12 nov  12 nov  12 novembre 1918 : Puget sur Argens, Ma chère Maria, je n'ai pas besoin de te dire la joie que j'ai eu en apprenant la signature de l'armistice, c'est la fin de ce cauchemard et de cette boucherie. Il me tarde bien d'avoir des nouvelles de mon frère car j'en ai de personne encore. Je suis toujours au camp, il y en a qui disent qu'on va revenir à Montpellier. Je le souhaiterai bien car si on va là bas, on sera obligé de faire un peu de rabio.

13 nov  13 nov  13 novembre 1918 : Puget sur Argens, mon cher Marcel, c'est avec une grande joie que je t'écris ces quelques mots, la fin de cette horrible guerre vient de se terminer, quel poids en moins sur la poitrine. J'espère que dans quelques jours prochains ce sera la grande perm, on n'aura pas le souci de repartir. Je t'envoie cette carte pour te faire voir le beau pays où je suis. Il a fallu la guerre pour que j'y vienne. C'est le commencement de la côte d'azur. Hier on a eu repos en l'honneur de l'armistice et je l'ai passé au bord de mer. 

14 nov  14 nov  14 novembre 1918 : Puget sur Argens, Ma chère Maria, ici c'est toujours le même travail, j'arrive à l'instant avec mes huit hommes du potager, à 1 heure on y reviendra jusqu'à 4 heures. Hier au soir j'ai reçu ta lettre du 12 ainsi que celle de mon frère que tu m'avais annoncé,  tu parles que je suis content de le savoir auprès de vous en bonne santé. D'après ce qu'il me dit il a participé à une attaque, il a eu de la chance de s'en sortir et bien il repartira avec un meilleur moral. 

16 nov  16 nov  16 novembre 1918 : Puget sur Argens, mon cher André, et bien qu'est ce que tu fais de bon, as tu commencé les sabots, c'est vrai que vous devez faire les semences pour le moment. Et la pêche, il paraît qu tu y as été avec ton oncle, est ce qu'elle a été fructueuse. L'année prochaine j'espère que nous irons plus souvent que ces années de guerre que nous venons de passer. Tu souhaiteras le bonjour à Marie BENAC.

20 novembre  20 nov  20 novemnbre 1918 : Puget sur Argens, ma chère Maria, j'apprends aujourd'hui que la classe 97 ne part pas à Salonique, les classes au dessous va falloir y aller faire un petit tour.
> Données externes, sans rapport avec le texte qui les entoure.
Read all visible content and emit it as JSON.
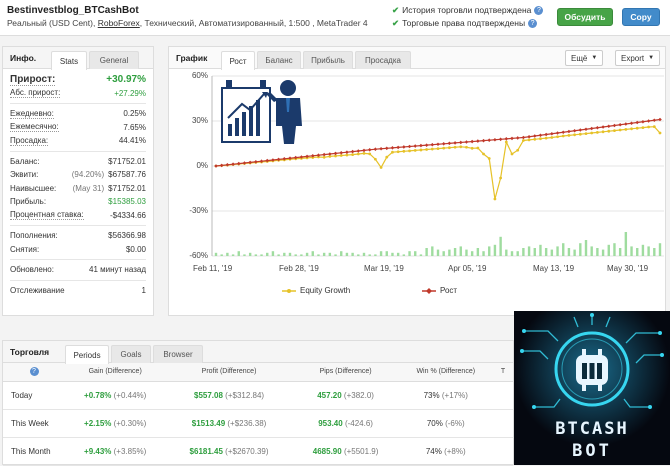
{
  "header": {
    "account_name": "Bestinvestblog_BTCashBot",
    "account_prefix": "Реальный (USD Cent),",
    "broker": "RoboForex",
    "account_suffix": ", Технический, Автоматизированный, 1:500 , MetaTrader 4",
    "history_verified": "История торговли подтверждена",
    "trading_verified": "Торговые права подтверждены",
    "subscribe_label": "Обсудить",
    "copy_label": "Copy"
  },
  "info": {
    "title": "Инфо.",
    "tabs": [
      "Stats",
      "General"
    ],
    "growth_label": "Прирост:",
    "growth_value": "+30.97%",
    "abs_growth_label": "Абс. прирост:",
    "abs_growth_value": "+27.29%",
    "daily_label": "Ежедневно:",
    "daily_value": "0.25%",
    "monthly_label": "Ежемесячно:",
    "monthly_value": "7.65%",
    "drawdown_label": "Просадка:",
    "drawdown_value": "44.41%",
    "balance_label": "Баланс:",
    "balance_value": "$71752.01",
    "equity_label": "Эквити:",
    "equity_pct": "(94.20%)",
    "equity_value": "$67587.76",
    "highest_label": "Наивысшее:",
    "highest_date": "(May 31)",
    "highest_value": "$71752.01",
    "profit_label": "Прибыль:",
    "profit_value": "$15385.03",
    "interest_label": "Процентная ставка:",
    "interest_value": "-$4334.66",
    "deposits_label": "Пополнения:",
    "deposits_value": "$56366.98",
    "withdrawals_label": "Снятия:",
    "withdrawals_value": "$0.00",
    "updated_label": "Обновлено:",
    "updated_value": "41 минут назад",
    "tracking_label": "Отслеживание",
    "tracking_value": "1"
  },
  "chart_panel": {
    "title": "График",
    "tabs": [
      "Рост",
      "Баланс",
      "Прибыль",
      "Просадка"
    ],
    "more_label": "Ещё",
    "export_label": "Export"
  },
  "chart_data": {
    "type": "line",
    "title": "",
    "y_ticks": [
      "60%",
      "30%",
      "0%",
      "-30%",
      "-60%"
    ],
    "ylim": [
      -60,
      60
    ],
    "x_ticks": [
      "Feb 11, '19",
      "Feb 28, '19",
      "Mar 19, '19",
      "Apr 05, '19",
      "May 13, '19",
      "May 30, '19"
    ],
    "series": [
      {
        "name": "Equity Growth",
        "color": "#e6c229",
        "values": [
          0,
          0.3,
          0.6,
          1,
          1.3,
          1.7,
          2,
          2.4,
          2.7,
          3,
          3.4,
          3.8,
          4.1,
          4.5,
          4.8,
          5.1,
          5.4,
          5.7,
          6,
          5.8,
          6.4,
          6.7,
          7,
          7.3,
          7.6,
          8,
          8.4,
          8.1,
          4.5,
          -1,
          5.9,
          9.2,
          9.5,
          9.8,
          10.1,
          10.4,
          10.7,
          11,
          11.3,
          11.6,
          11.9,
          12.2,
          12.5,
          12.8,
          12.5,
          11.8,
          12,
          8,
          5,
          -22,
          -8,
          16,
          8,
          10.5,
          17,
          17.4,
          17.8,
          18.2,
          18.6,
          19,
          19.5,
          20,
          20.4,
          20.8,
          21.2,
          21.6,
          22,
          22.4,
          22.8,
          23.2,
          23.6,
          24,
          24.4,
          24.8,
          25.2,
          25.6,
          26,
          26.2,
          22
        ]
      },
      {
        "name": "Рост",
        "color": "#c0392b",
        "values": [
          0,
          0.4,
          0.8,
          1.2,
          1.6,
          2,
          2.4,
          2.8,
          3.2,
          3.6,
          4,
          4.4,
          4.8,
          5.2,
          5.6,
          6,
          6.4,
          6.8,
          7.2,
          7.6,
          8,
          8.4,
          8.8,
          9.2,
          9.6,
          10,
          10.4,
          10.8,
          11.2,
          11.5,
          11.8,
          12.1,
          12.4,
          12.7,
          13,
          13.3,
          13.6,
          13.9,
          14.2,
          14.5,
          14.8,
          15.1,
          15.4,
          15.7,
          16,
          16.3,
          16.6,
          16.9,
          17.2,
          17.5,
          17.8,
          18.1,
          18.4,
          18.7,
          19,
          19.5,
          20,
          20.5,
          21,
          21.5,
          22,
          22.5,
          23,
          23.5,
          24,
          24.5,
          25,
          25.5,
          26,
          26.5,
          27,
          27.5,
          28,
          28.5,
          29,
          29.5,
          30,
          30.5,
          31
        ]
      }
    ],
    "volume": [
      2,
      1,
      2,
      1,
      3,
      1,
      2,
      1,
      1,
      2,
      3,
      1,
      2,
      2,
      1,
      1,
      2,
      3,
      1,
      2,
      2,
      1,
      3,
      2,
      2,
      1,
      2,
      1,
      1,
      3,
      3,
      2,
      2,
      1,
      3,
      3,
      1,
      5,
      6,
      4,
      3,
      4,
      5,
      6,
      4,
      3,
      5,
      3,
      6,
      7,
      12,
      4,
      3,
      3,
      5,
      6,
      5,
      7,
      5,
      4,
      6,
      8,
      5,
      4,
      8,
      10,
      6,
      5,
      4,
      7,
      8,
      5,
      15,
      6,
      5,
      7,
      6,
      5,
      8
    ],
    "legend": [
      "Equity Growth",
      "Рост"
    ]
  },
  "trading": {
    "title": "Торговля",
    "tabs": [
      "Periods",
      "Goals",
      "Browser"
    ],
    "columns": [
      "Gain (Difference)",
      "Profit (Difference)",
      "Pips (Difference)",
      "Win % (Difference)",
      "T"
    ],
    "rows": [
      {
        "period": "Today",
        "gain": "+0.78%",
        "gain_diff": "(+0.44%)",
        "profit": "$557.08",
        "profit_diff": "(+$312.84)",
        "pips": "457.20",
        "pips_diff": "(+382.0)",
        "win": "73%",
        "win_diff": "(+17%)"
      },
      {
        "period": "This Week",
        "gain": "+2.15%",
        "gain_diff": "(+0.30%)",
        "profit": "$1513.49",
        "profit_diff": "(+$236.38)",
        "pips": "953.40",
        "pips_diff": "(-424.6)",
        "win": "70%",
        "win_diff": "(-6%)"
      },
      {
        "period": "This Month",
        "gain": "+9.43%",
        "gain_diff": "(+3.85%)",
        "profit": "$6181.45",
        "profit_diff": "(+$2670.39)",
        "pips": "4685.90",
        "pips_diff": "(+5501.9)",
        "win": "74%",
        "win_diff": "(+8%)"
      }
    ]
  },
  "logo": {
    "line1": "BTCASH",
    "line2": "BOT"
  }
}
Peut-être qu'avant que nous partions il y aura encore du changement. 

25 nov  25 nov  25 novembre 1918 : Camp de Puget sur Argens, ma chère Maria, tu ne sais pas , je suis Caporal d'ordinaire depuis ce matin, j'ai remplacé un Caporal qui est parti pour Salonique. J'ai 274 hommes à faire manger, tu vois que j'ai quelque chose à faire. J'ai une vieille femme qui vient aider les cuistots.
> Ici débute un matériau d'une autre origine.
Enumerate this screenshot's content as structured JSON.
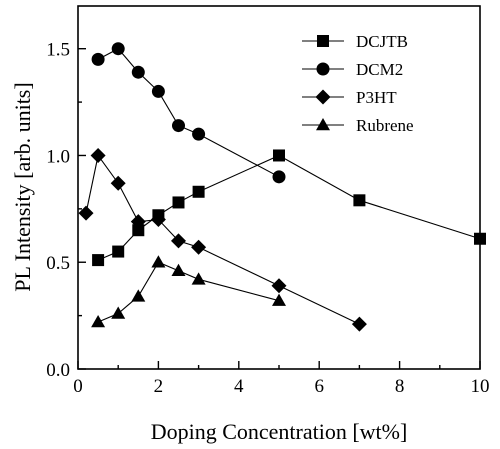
{
  "chart_data": {
    "type": "line",
    "xlabel": "Doping Concentration [wt%]",
    "ylabel": "PL Intensity [arb. units]",
    "xlim": [
      0,
      10
    ],
    "ylim": [
      0.0,
      1.7
    ],
    "xticks": [
      0,
      2,
      4,
      6,
      8,
      10
    ],
    "yticks": [
      0.0,
      0.5,
      1.0,
      1.5
    ],
    "xtick_labels": [
      "0",
      "2",
      "4",
      "6",
      "8",
      "10"
    ],
    "ytick_labels": [
      "0.0",
      "0.5",
      "1.0",
      "1.5"
    ],
    "grid": false,
    "legend_position": "top-right",
    "series": [
      {
        "name": "DCJTB",
        "marker": "square",
        "x": [
          0.5,
          1.0,
          1.5,
          2.0,
          2.5,
          3.0,
          5.0,
          7.0,
          10.0
        ],
        "y": [
          0.51,
          0.55,
          0.65,
          0.72,
          0.78,
          0.83,
          1.0,
          0.79,
          0.61
        ]
      },
      {
        "name": "DCM2",
        "marker": "circle",
        "x": [
          0.5,
          1.0,
          1.5,
          2.0,
          2.5,
          3.0,
          5.0
        ],
        "y": [
          1.45,
          1.5,
          1.39,
          1.3,
          1.14,
          1.1,
          0.9
        ]
      },
      {
        "name": "P3HT",
        "marker": "diamond",
        "x": [
          0.2,
          0.5,
          1.0,
          1.5,
          2.0,
          2.5,
          3.0,
          5.0,
          7.0
        ],
        "y": [
          0.73,
          1.0,
          0.87,
          0.69,
          0.7,
          0.6,
          0.57,
          0.39,
          0.21
        ]
      },
      {
        "name": "Rubrene",
        "marker": "triangle",
        "x": [
          0.5,
          1.0,
          1.5,
          2.0,
          2.5,
          3.0,
          5.0
        ],
        "y": [
          0.22,
          0.26,
          0.34,
          0.5,
          0.46,
          0.42,
          0.32
        ]
      }
    ]
  }
}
26 nov  26 nov  26 novembre 1918 : Camp de Puget sur Argens, mon cher Marcel, c'est avec grand plaisir que j'ai reçu ta lettre datée du 23. Je suis content de vous savoir tous en bonne santé, quant à moi j'en suis de même. tu me dis que tu es content que la guerre soit finie, moi aussi mon petit Marcel, je voudrais être à côté de vous. Je n'oublierais pas de t'apporter une carabine car tu apprends bien tes leçons et que tu es bien mignon. 
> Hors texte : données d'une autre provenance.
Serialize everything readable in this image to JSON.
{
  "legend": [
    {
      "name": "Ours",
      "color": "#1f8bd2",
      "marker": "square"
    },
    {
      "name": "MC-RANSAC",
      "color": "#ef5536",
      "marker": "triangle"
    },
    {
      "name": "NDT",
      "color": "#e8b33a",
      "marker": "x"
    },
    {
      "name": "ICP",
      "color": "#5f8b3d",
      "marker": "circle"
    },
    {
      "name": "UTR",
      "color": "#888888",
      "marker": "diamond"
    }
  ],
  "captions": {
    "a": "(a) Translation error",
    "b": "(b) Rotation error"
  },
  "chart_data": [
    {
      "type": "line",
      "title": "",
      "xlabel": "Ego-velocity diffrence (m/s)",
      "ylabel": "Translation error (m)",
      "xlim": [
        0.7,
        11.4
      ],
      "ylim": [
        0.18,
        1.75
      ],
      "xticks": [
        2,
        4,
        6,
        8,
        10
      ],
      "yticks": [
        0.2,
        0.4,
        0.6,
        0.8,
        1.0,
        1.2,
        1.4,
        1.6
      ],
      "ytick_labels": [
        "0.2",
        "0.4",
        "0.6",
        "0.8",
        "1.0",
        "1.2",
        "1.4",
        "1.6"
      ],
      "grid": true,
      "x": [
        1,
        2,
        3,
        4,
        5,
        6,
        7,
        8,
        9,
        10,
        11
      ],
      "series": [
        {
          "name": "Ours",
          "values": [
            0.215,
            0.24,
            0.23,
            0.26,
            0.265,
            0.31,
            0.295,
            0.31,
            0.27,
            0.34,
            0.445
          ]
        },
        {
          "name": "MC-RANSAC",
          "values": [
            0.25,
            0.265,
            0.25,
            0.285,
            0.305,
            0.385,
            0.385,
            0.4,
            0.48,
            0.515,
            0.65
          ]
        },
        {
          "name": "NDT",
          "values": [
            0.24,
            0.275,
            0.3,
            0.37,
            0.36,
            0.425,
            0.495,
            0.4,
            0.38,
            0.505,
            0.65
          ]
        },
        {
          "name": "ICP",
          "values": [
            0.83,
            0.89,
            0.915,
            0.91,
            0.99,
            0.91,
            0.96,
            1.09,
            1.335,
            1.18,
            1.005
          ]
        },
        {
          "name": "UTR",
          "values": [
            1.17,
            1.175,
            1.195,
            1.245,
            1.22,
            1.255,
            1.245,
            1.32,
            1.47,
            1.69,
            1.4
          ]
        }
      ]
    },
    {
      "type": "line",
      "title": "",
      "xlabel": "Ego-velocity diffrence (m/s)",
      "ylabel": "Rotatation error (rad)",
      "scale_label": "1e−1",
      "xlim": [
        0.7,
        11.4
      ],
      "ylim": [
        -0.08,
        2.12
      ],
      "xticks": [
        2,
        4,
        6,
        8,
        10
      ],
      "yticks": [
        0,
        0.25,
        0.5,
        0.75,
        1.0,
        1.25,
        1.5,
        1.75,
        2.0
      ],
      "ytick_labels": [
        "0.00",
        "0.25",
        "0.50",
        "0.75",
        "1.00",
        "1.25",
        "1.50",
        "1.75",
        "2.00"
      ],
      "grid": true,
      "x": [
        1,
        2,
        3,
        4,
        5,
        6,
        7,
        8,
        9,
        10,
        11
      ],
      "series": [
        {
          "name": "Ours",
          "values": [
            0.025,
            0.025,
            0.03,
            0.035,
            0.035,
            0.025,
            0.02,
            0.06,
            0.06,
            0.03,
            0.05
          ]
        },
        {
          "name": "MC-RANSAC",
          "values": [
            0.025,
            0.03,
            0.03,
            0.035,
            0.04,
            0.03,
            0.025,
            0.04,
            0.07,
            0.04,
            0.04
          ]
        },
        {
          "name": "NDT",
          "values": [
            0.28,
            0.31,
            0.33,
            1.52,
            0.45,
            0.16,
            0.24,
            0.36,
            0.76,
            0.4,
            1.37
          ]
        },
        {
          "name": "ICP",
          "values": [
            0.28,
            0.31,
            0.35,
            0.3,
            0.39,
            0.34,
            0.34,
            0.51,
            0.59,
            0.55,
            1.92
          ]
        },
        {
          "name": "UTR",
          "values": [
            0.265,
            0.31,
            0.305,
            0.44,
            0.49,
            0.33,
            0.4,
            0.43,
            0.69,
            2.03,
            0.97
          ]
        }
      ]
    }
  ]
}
28 nov  28 nov  28 novembre 1918 : Camp de puget sur Argens, mon cher André, je réponds à ton aimable lettre datée du 25 qui m'a fait grand plaisir sachant que vous êtes tous en bonne santé, quant à moi j'en suis de même. Tu me dis que vous allez commencer de scier du bois pour faire des sabots. Pour voir si tu lui en gacheras quelques un à grand-père,  fais bien attention à ce qu'il te fera voir. Je vais te dire que samedi nous allons partir pour Salonique. Oh nous n'y sommes pas arrivés encore, nous en avons pour quinze jours. Les lettres faudra prendre patience car elles n'arriveront pas si vite. Enfin, faut espérer que ce ne sera pas pour longtemps. Et que sitôt arrivé là-bas on parle de nous faire revenir.